While these alternative bearing hip replacements do not seem to wear out as quickly as a standard hip replacement, there are other concerns with these materials. One specific concern, especially with ceramic hip replacements, is that the artificial joint is prone to make a squeaking noise. The squeak from an artificial hip replacement may be an inconvenience, or it may be a sign of problems with the artificial joint.
What Causes a Squeaking Hip?Squeaking from a hip replacement can be the result of different issues related to the implant, the surgery, or the patient.
- Implant Issues
Squeaking is almost always a problem in patients who have an implant with an alternative bearing surface (something other than metal and plastic), and most commonly with ceramic hip replacements. Some specific implants have been more prone to squeaking, and in some cases it seems to be related to the size of the implant, with smaller implants squeaking more commonly.
- Surgical Positioning
When a hip replacement implant is positioned in your body, your surgeon must ensure it is appropriately aligned. Some studies have found that issues with implant alignment can lead to a tendency for squeaking.
- Patient Factors
Certain patient characteristics have been associated with squeaking, including being young, heavy, and tall. Patients who move their hip through a wider range of motion are also more likely to experience squeaking of their hip replacement.

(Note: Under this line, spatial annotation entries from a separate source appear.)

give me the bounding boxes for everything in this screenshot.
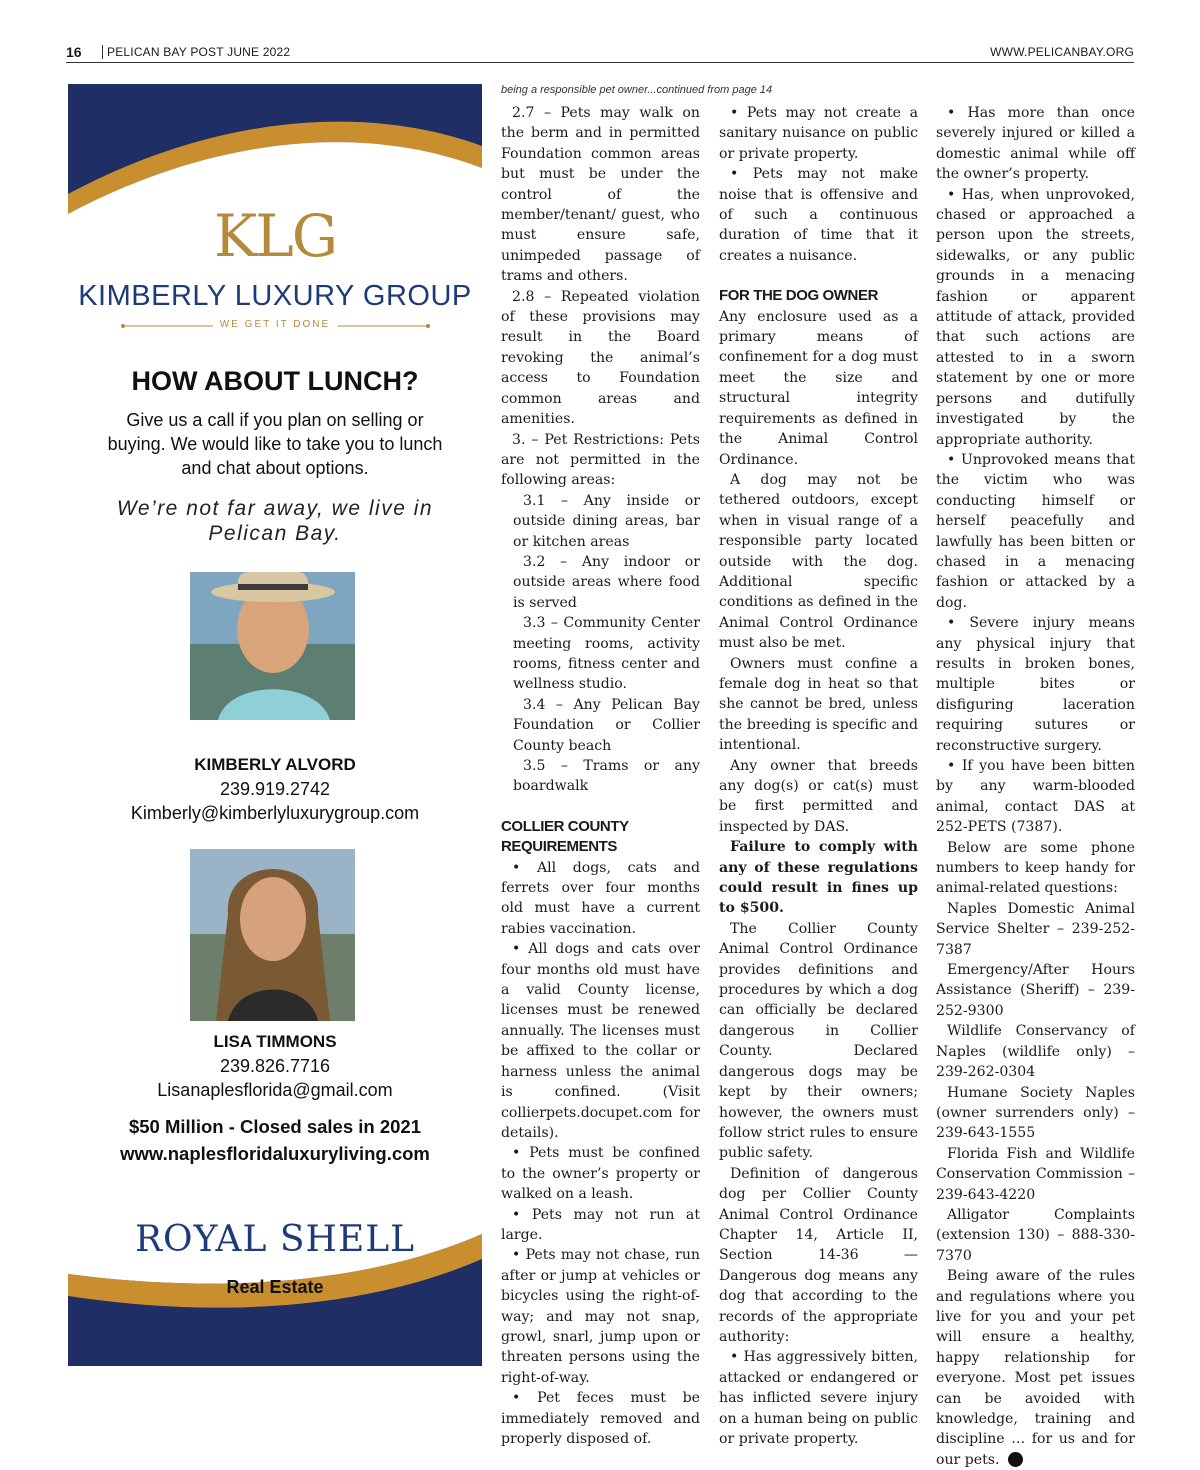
page-header — [66, 44, 1134, 63]
paragraph: • Pets may not run at large. — [501, 1206, 700, 1243]
end-mark-icon — [1008, 1452, 1023, 1467]
paragraph: • Has, when unprovoked, chased or approached a person upon the streets, sidewalks, or any public grounds in a menacing fashion or apparent attitude of attack, provided that such actions are attested to in a sworn statement by one or more persons and dutifully investigated by the appropriate authority. — [936, 186, 1135, 448]
paragraph: • All dogs and cats over four months old must have a valid County license, licenses must be renewed annually. The licenses must be affixed to the collar or harness unless the animal is confined. (Visit collierpets.docupet.com for details). — [501, 941, 700, 1141]
royal-shell-logo: ROYAL SHELL — [134, 1219, 416, 1260]
paragraph: • Pets may not make noise that is offensive and of such a continuous duration of time that it creates a nuisance. — [719, 166, 918, 264]
list-item: 3.2 – Any indoor or outside areas where food is served — [513, 553, 700, 611]
agent1-name: KIMBERLY ALVORD — [194, 755, 356, 774]
paragraph: • Pets may not chase, run after or jump at vehicles or bicycles using the right-of-way; and may not snap, growl, snarl, jump upon or threaten persons using the right-of-way. — [501, 1247, 700, 1386]
paragraph: 3. – Pet Restrictions: Pets are not permitted in the following areas: — [501, 431, 700, 489]
paragraph: Naples Domestic Animal Service Shelter – 239-252-7387 — [936, 900, 1135, 958]
paragraph: Wildlife Conservancy of Naples (wildlife only) – 239-262-0304 — [936, 1023, 1135, 1081]
bold-warning: Failure to comply with any of these regulations could result in fines up to $500. — [719, 839, 918, 917]
continued-kicker: being a responsible pet owner...continued from page 14 — [501, 84, 773, 96]
agent2-phone[interactable]: 239.826.7716 — [219, 1056, 331, 1076]
paragraph: Alligator Complaints (extension 130) – 888-330-7370 — [936, 1206, 1135, 1264]
ad-headline: HOW ABOUT LUNCH? — [131, 366, 419, 396]
list-item: 3.3 – Community Center meeting rooms, activity rooms, fitness center and wellness studio. — [513, 615, 700, 693]
agent2-photo — [190, 849, 355, 1021]
page-number: 16 — [66, 44, 82, 60]
klg-logo-name: KIMBERLY LUXURY GROUP — [78, 280, 472, 312]
paragraph: Owners must confine a female dog in heat so that she cannot be bred, unless the breeding is specific and intentional. — [719, 655, 918, 754]
paragraph: • Has aggressively bitten, attacked or endangered or has inflicted severe injury on a human being on public or private property. — [719, 1349, 918, 1447]
agent1-phone[interactable]: 239.919.2742 — [219, 779, 331, 799]
paragraph: Any owner that breeds any dog(s) or cat(s) must be first permitted and inspected by DAS. — [719, 757, 918, 835]
list-item: 3.4 – Any Pelican Bay Foundation or Collier County beach — [513, 696, 700, 754]
website-link[interactable]: WWW.PELICANBAY.ORG — [990, 45, 1134, 59]
ad-website-link[interactable]: www.naplesfloridaluxuryliving.com — [120, 1143, 430, 1164]
article-column-2 — [719, 103, 918, 1449]
klg-monogram-logo: KLG — [213, 202, 337, 270]
list-item: 3.5 – Trams or any boardwalk — [513, 758, 700, 795]
publication-title: PELICAN BAY POST JUNE 2022 — [102, 45, 290, 59]
paragraph: Below are some phone numbers to keep handy for animal-related questions: — [936, 839, 1135, 897]
paragraph: Humane Society Naples (owner surrenders only) – 239-643-1555 — [936, 1084, 1135, 1142]
paragraph: Florida Fish and Wildlife Conservation Commission – 239-643-4220 — [936, 1145, 1135, 1203]
paragraph: • Severe injury means any physical injury that results in broken bones, multiple bites or disfiguring laceration requiring sutures or reconstructive surgery. — [936, 615, 1135, 754]
article-column-3 — [936, 103, 1135, 1470]
paragraph: 2.7 – Pets may walk on the berm and in permitted Foundation common areas but must be under the control of the member/tenant/ guest, who must ensure safe, unimpeded passage of trams and others. — [501, 105, 700, 285]
paragraph: Definition of dangerous dog per Collier County Animal Control Ordinance Chapter 14, Article II, Section 14-36 — Dangerous dog means any dog that according to the records of the appropriate authority: — [719, 1165, 918, 1345]
agent1-email[interactable]: Kimberly@kimberlyluxurygroup.com — [130, 803, 420, 823]
ad-tagline: We’re not far away, we live in Pelican Bay. — [116, 497, 434, 545]
ad-sales-stat: $50 Million - Closed sales in 2021 — [128, 1116, 421, 1137]
paragraph: Emergency/After Hours Assistance (Sheriff) – 239-252-9300 — [936, 962, 1135, 1019]
paragraph — [719, 837, 918, 919]
paragraph: • Pets may not create a sanitary nuisance on public or private property. — [719, 105, 918, 162]
paragraph: • Unprovoked means that the victim who was conducting himself or herself peacefully and lawfully has been bitten or chased in a menacing fashion or attacked by a dog. — [936, 451, 1135, 611]
ad-background-art — [68, 84, 482, 1366]
klg-logo-tagline: WE GET IT DONE — [219, 319, 331, 330]
paragraph: Any enclosure used as a primary means of confinement for a dog must meet the size and structural integrity requirements as defined in the Animal Control Ordinance. — [719, 308, 918, 468]
section-heading: FOR THE DOG OWNER — [719, 287, 879, 305]
section-heading: COLLIER COUNTY REQUIREMENTS — [501, 817, 629, 856]
agent2-email[interactable]: Lisanaplesflorida@gmail.com — [157, 1080, 393, 1100]
paragraph: 2.8 – Repeated violation of these provisions may result in the Board revoking the animal’s access to Foundation common areas and amenities. — [501, 288, 700, 428]
paragraph: • All dogs, cats and ferrets over four months old must have a current rabies vaccination. — [501, 859, 700, 937]
paragraph: • Pet feces must be immediately removed and properly disposed of. — [501, 1390, 700, 1447]
article-column-1 — [501, 103, 700, 1449]
agent1-photo — [190, 572, 355, 720]
paragraph: The Collier County Animal Control Ordinance provides definitions and procedures by which a dog can officially be declared dangerous in Collier County. Declared dangerous dogs may be kept by their owners; however, the owners must follow strict rules to ensure public safety. — [719, 920, 918, 1162]
paragraph: A dog may not be tethered outdoors, except when in visual range of a responsible party located outside with the dog. Additional specific conditions as defined in the Animal Control Ordinance must also be met. — [719, 471, 918, 652]
agent2-name: LISA TIMMONS — [213, 1032, 337, 1051]
ad-body-text: Give us a call if you plan on selling or buying. We would like to take you to lunch and chat about options. — [107, 410, 443, 478]
advertisement — [68, 84, 482, 1366]
paragraph — [936, 1266, 1135, 1470]
paragraph: • Has more than once severely injured or killed a domestic animal while off the owner’s property. — [936, 105, 1135, 183]
paragraph: • Pets must be confined to the owner’s property or walked on a leash. — [501, 1145, 700, 1203]
paragraph: • If you have been bitten by any warm-blooded animal, contact DAS at 252-PETS (7387). — [936, 758, 1135, 836]
list-item: 3.1 – Any inside or outside dining areas, bar or kitchen areas — [513, 492, 700, 550]
royal-shell-subtitle: Real Estate — [226, 1277, 324, 1297]
closing-text: Being aware of the rules and regulations where you live for you and your pet will ensure a healthy, happy relationship for everyone. Most pet issues can be avoided with knowledge, training and discipline … for us and for our pets. — [936, 1268, 1135, 1468]
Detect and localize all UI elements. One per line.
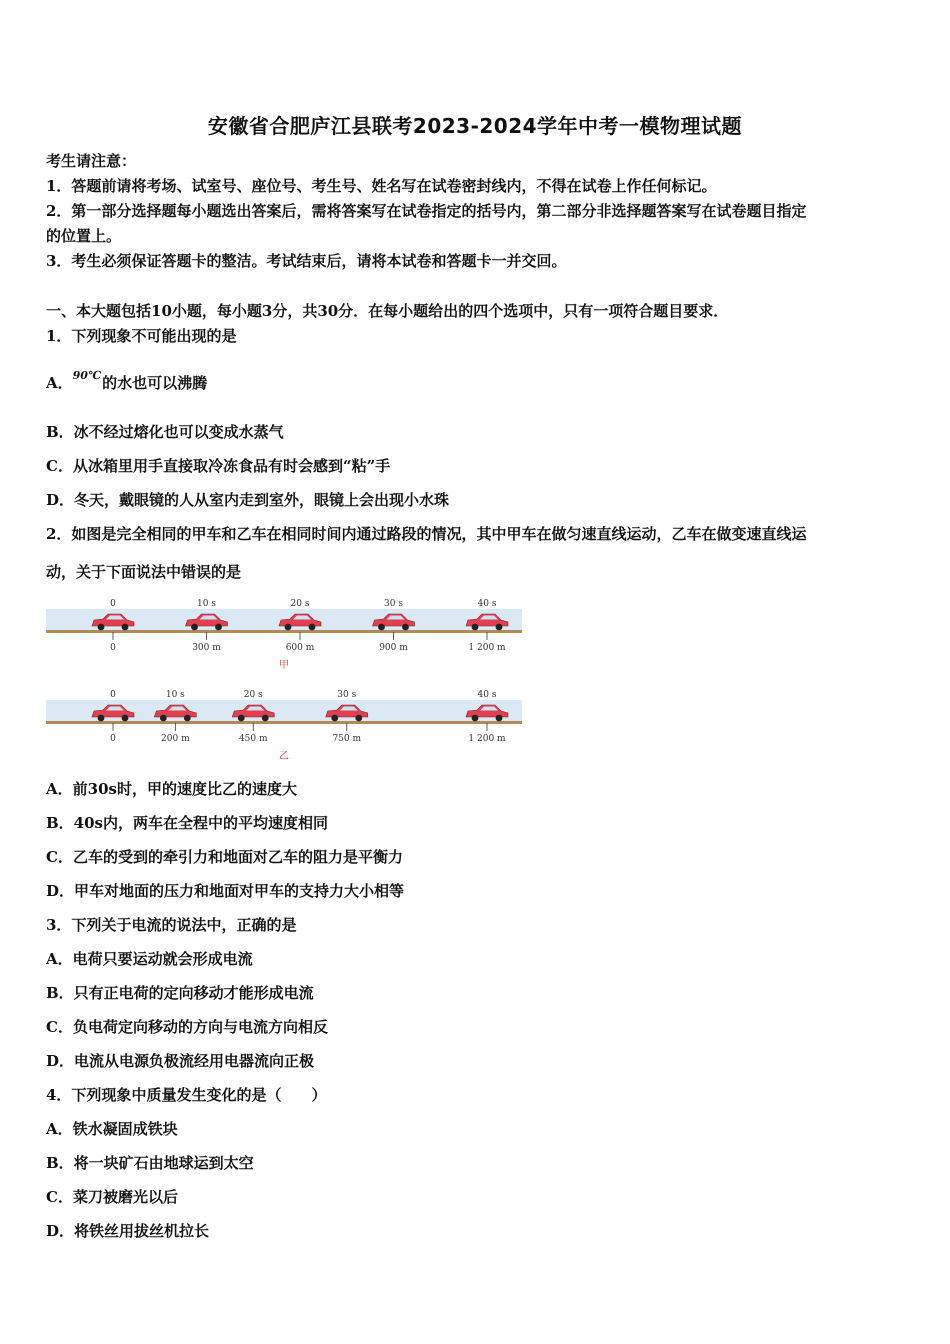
notice-item: 3．考生必须保证答题卡的整洁。考试结束后，请将本试卷和答题卡一并交回。 <box>46 252 567 270</box>
q3-option-d: D．电流从电源负极流经用电器流向正极 <box>46 1052 315 1070</box>
car-wheel <box>262 715 269 722</box>
q3-option-b: B．只有正电荷的定向移动才能形成电流 <box>46 984 314 1002</box>
diagram-caption: 乙 <box>279 751 289 762</box>
car-wheel <box>285 624 292 631</box>
car-wheel <box>472 715 479 722</box>
q4-option-b: B．将一块矿石由地球运到太空 <box>46 1154 254 1172</box>
notice-item: 的位置上。 <box>46 227 122 245</box>
q1-option-b: B．冰不经过熔化也可以变成水蒸气 <box>46 423 284 441</box>
temperature-value: 90℃ <box>72 369 102 382</box>
q4-option-d: D．将铁丝用拔丝机拉长 <box>46 1222 210 1240</box>
distance-label: 750 m <box>332 734 362 744</box>
time-label: 40 s <box>477 690 497 700</box>
distance-label: 200 m <box>161 734 190 744</box>
car-wheel <box>184 715 191 722</box>
distance-label: 1 200 m <box>468 643 506 653</box>
q3-option-a: A．电荷只要运动就会形成电流 <box>46 950 253 968</box>
car-wheel <box>160 715 167 722</box>
time-label: 10 s <box>165 690 185 700</box>
q2-option-d: D．甲车对地面的压力和地面对甲车的支持力大小相等 <box>46 882 405 900</box>
q3-stem: 3．下列关于电流的说法中，正确的是 <box>46 916 297 934</box>
q2-stem-line1: 2．如图是完全相同的甲车和乙车在相同时间内通过路段的情况，其中甲车在做匀速直线运动，乙车在做变速直线运 <box>46 525 807 543</box>
time-label: 40 s <box>477 599 497 609</box>
section-heading: 一、本大题包括10小题，每小题3分，共30分．在每小题给出的四个选项中，只有一项符合题目要求． <box>46 302 729 320</box>
time-label: 20 s <box>243 690 263 700</box>
car-wheel <box>98 624 105 631</box>
q4-option-c: C．菜刀被磨光以后 <box>46 1188 178 1206</box>
car-wheel <box>496 624 503 631</box>
car-wheel <box>496 715 503 722</box>
distance-label: 1 200 m <box>468 734 506 744</box>
car-wheel <box>215 624 222 631</box>
distance-label: 300 m <box>192 643 221 653</box>
car-wheel <box>238 715 245 722</box>
car-wheel <box>191 624 198 631</box>
car-diagram-jia <box>46 595 522 673</box>
q2-option-c: C．乙车的受到的牵引力和地面对乙车的阻力是平衡力 <box>46 848 403 866</box>
car-wheel <box>122 624 129 631</box>
time-label: 10 s <box>197 599 216 609</box>
time-label: 30 s <box>337 690 357 700</box>
car-wheel <box>331 715 338 722</box>
q3-option-c: C．负电荷定向移动的方向与电流方向相反 <box>46 1018 328 1036</box>
notice-item: 2．第一部分选择题每小题选出答案后，需将答案写在试卷指定的括号内，第二部分非选择题答案写在试卷题目指定 <box>46 202 807 220</box>
q1-option-a <box>46 369 906 396</box>
page-title: 安徽省合肥庐江县联考2023-2024学年中考一模物理试题 <box>207 114 743 138</box>
distance-label: 0 <box>110 734 116 744</box>
time-label: 30 s <box>384 599 403 609</box>
car-wheel <box>378 624 385 631</box>
road <box>46 721 522 724</box>
car-wheel <box>472 624 479 631</box>
road <box>46 630 522 633</box>
car-diagram-yi-svg <box>46 686 522 764</box>
notice-heading: 考生请注意： <box>46 152 137 170</box>
time-label: 20 s <box>290 599 310 609</box>
time-label: 0 <box>110 599 116 609</box>
car-diagram-yi <box>46 686 522 764</box>
car-diagram-jia-svg <box>46 595 522 673</box>
option-label: A． <box>46 374 73 392</box>
q4-stem: 4．下列现象中质量发生变化的是（ ） <box>46 1086 327 1104</box>
q4-option-a: A．铁水凝固成铁块 <box>46 1120 178 1138</box>
q2-stem-line2: 动，关于下面说法中错误的是 <box>46 563 242 581</box>
distance-label: 600 m <box>285 643 315 653</box>
option-text: 的水也可以沸腾 <box>102 374 208 392</box>
car-wheel <box>98 715 105 722</box>
distance-label: 0 <box>110 643 116 653</box>
notice-item: 1．答题前请将考场、试室号、座位号、考生号、姓名写在试卷密封线内，不得在试卷上作任何标记。 <box>46 177 717 195</box>
q1-option-d: D．冬天，戴眼镜的人从室内走到室外，眼镜上会出现小水珠 <box>46 491 450 509</box>
time-label: 0 <box>110 690 116 700</box>
distance-label: 450 m <box>238 734 268 744</box>
car-wheel <box>402 624 409 631</box>
distance-label: 900 m <box>379 643 408 653</box>
q2-option-a: A．前30s时，甲的速度比乙的速度大 <box>46 780 297 798</box>
q1-option-c: C．从冰箱里用手直接取冷冻食品有时会感到“粘”手 <box>46 457 391 475</box>
q2-option-b: B．40s内，两车在全程中的平均速度相同 <box>46 814 328 832</box>
diagram-caption: 甲 <box>279 660 289 671</box>
car-wheel <box>309 624 316 631</box>
q1-stem: 1．下列现象不可能出现的是 <box>46 327 237 345</box>
car-wheel <box>122 715 129 722</box>
car-wheel <box>355 715 362 722</box>
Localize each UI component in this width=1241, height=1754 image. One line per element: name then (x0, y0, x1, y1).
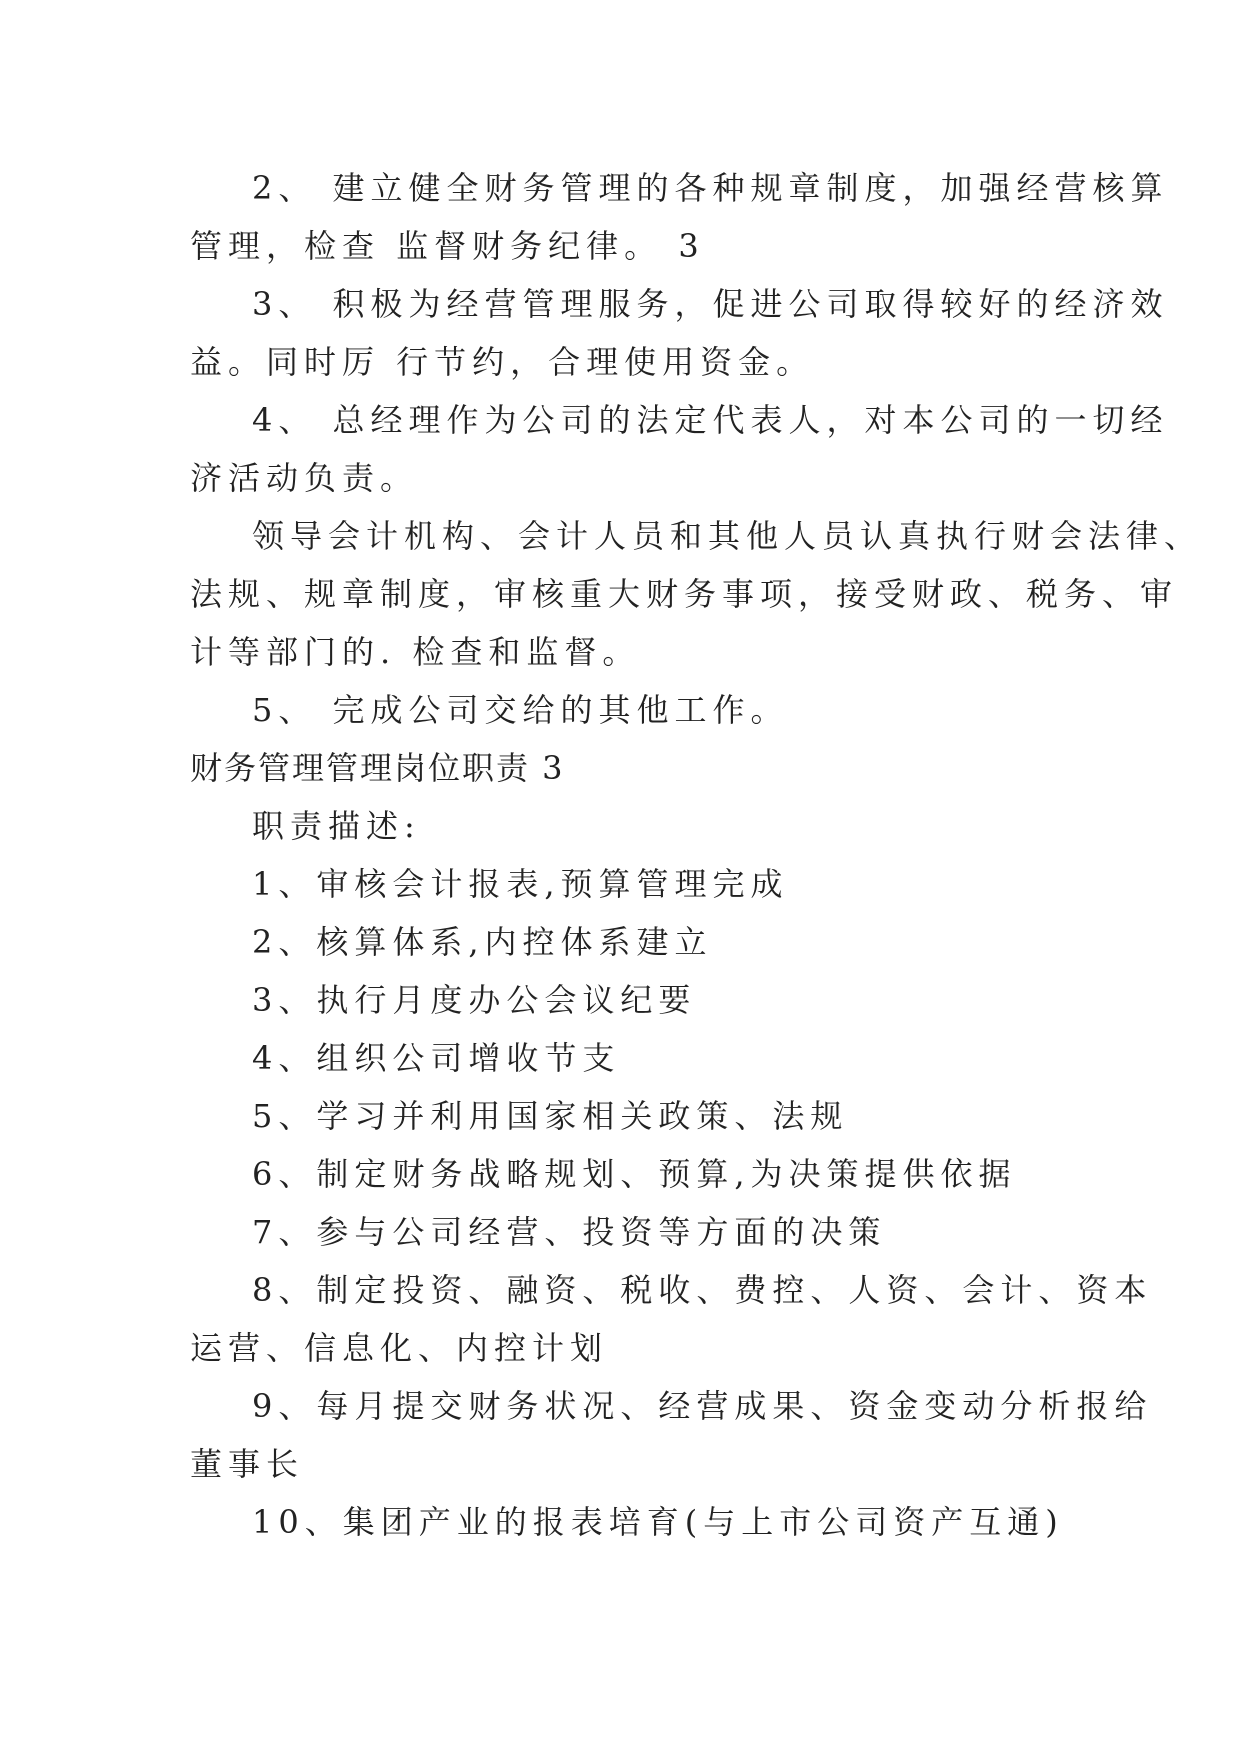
list-item: 5、学习并利用国家相关政策、法规 (252, 1097, 849, 1135)
paragraph-2-line-1: 2、 建立健全财务管理的各种规章制度，加强经营核算 (252, 169, 1169, 207)
list-item: 10、集团产业的报表培育(与上市公司资产互通) (252, 1503, 1064, 1541)
list-item: 8、制定投资、融资、税收、费控、人资、会计、资本 (252, 1271, 1153, 1309)
paragraph-5-line-1: 5、 完成公司交给的其他工作。 (252, 691, 789, 729)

Is a Squeak a Problem?Most often, no. A squeaking hip is usually an inconvenience, and your doctor may be able to help you prevent squeaking by advising you on specific positions and activities to avoid. However, any squeaking should be reported to, and evaluated by, your doctor. Especially with ceramic hip replacements, there are reports of rare cases of squeaking being an early sign of an implant problem.
If the squeaking is determined not to be a problem with the implant, and the noise is tolerable, the problem is usually left alone. If the implant is a problem, or if the squeaking cannot be tolerated, a second hip replacement surgery, called a revision hip replacement can be performed.
Walter WL, et al. "A Review of Squeaking Hips" J Am Acad Orthop Surg, Vol 18, No 6, June 2010, 319-326.